Flulike symptoms, such as fever, headache, chills, and myalgia, are the most common side effects with interferon-based therapy. These usually start early in the treatment and subside somewhat with further treatment. Patient self-management techniques are important in dealing with these flulike symptoms. In particular, over-the-counter analgesics are beneficial and all patients should be encouraged to remain well hydrated (up to 8 glasses of water per day). Neuropsychiatric symptoms, such as irritability, mood alteration, depression, and short-term memory loss, are also fairly common, as are visual changes (blurred vision, dry eyes, nystagmus, or photophobia), insomnia, photosensitivity, weight loss, alopecia, hypothyroidism or hyperthyroidism, and worsening of diabetes. Appropriate measures for such side effects should be instituted (eg, use of sunblock, nutrition or hydration therapy, caloric intake review, monitoring of glucose levels or thyroid function).

Routine testing during interferon or peginterferon therapy includes blood tests for neutrophils and platelets. The dose is adjusted downward if the absolute neutrophil count drops below 500 cells/mm3 or the platelet count drops below 30 000 cells/mm3, or if the side effects, such as fatigue or depression, become intolerable.51 Although granulocyte colony-stimulating factors have been used to counteract the side effects of interferon-based HCV therapy,44-46 there is insufficient evidence to support their routine use to counteract or ameliorate dose reductions in routine practice.6

For a missed dose of interferon or peginterferon, patients can inject within 24 hours and then resume the normal schedule. If more than 48 hours has passed since the missed dose, the patient should consult a clinician and perhaps modify the schedule.

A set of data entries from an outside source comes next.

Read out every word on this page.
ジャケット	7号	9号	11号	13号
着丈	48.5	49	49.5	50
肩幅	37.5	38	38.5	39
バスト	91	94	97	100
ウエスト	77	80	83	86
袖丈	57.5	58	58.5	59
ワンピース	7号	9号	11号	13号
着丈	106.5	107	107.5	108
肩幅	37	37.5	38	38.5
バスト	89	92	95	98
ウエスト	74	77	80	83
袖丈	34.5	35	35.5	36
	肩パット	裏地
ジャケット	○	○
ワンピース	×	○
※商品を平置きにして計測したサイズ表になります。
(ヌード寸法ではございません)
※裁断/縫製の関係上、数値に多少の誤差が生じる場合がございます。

To assess the end-of-treatment response, the HCV RNA level is tested by polymerase chain reaction at the end of the full therapy course. To document a long-term SVR, the patient's HCV RNA is also tested 6 months after stopping therapy. If still negative at this point, the patient has an excellent prognosis and is considered "cured."

Currently, there are few options for those patients who do not respond to therapy or who relapse. The decision to retreat or not to retreat must be individualized. In general, retreatment is more successful in patients who had monotherapy initially, who relapsed or had a partial response (vs a null response), with genotype 2 or 3, with a low serum HCV RNA level, and who had poor adherence.3,52

Summary

More than half of patients treated with a full course of antiviral combination therapy with peginterferon alfa plus ribavirin will clear the virus. Early identification of patients with chronic HCV infections will allow earlier interventions with this effective therapy and, hence, greater prevention of liver complications, such as advanced decompensated cirrhosis and the need for liver transplantation. Because it is still not possible to predict which patients with chronic hepatitis will advance to full symptomatic liver disease, all diagnosed patients are considered appropriate candidates for antiviral therapy. Two specific strategies can help MCOs manage this important but costly therapeutic opportunity. First, to limit patient exposure to side effects and maximize the cost effectiveness of drug therapy, the "12-week stopping rule" can be applied to those individuals with genotype 1 infections. And second, to maintain the highest level of institutional SVRs, programs aimed at increasing patient adherence to therapy can be supported.

Drs Bacon and McHutchison wish to acknowledge Paul Courter's contribution to the writing and editing of this article.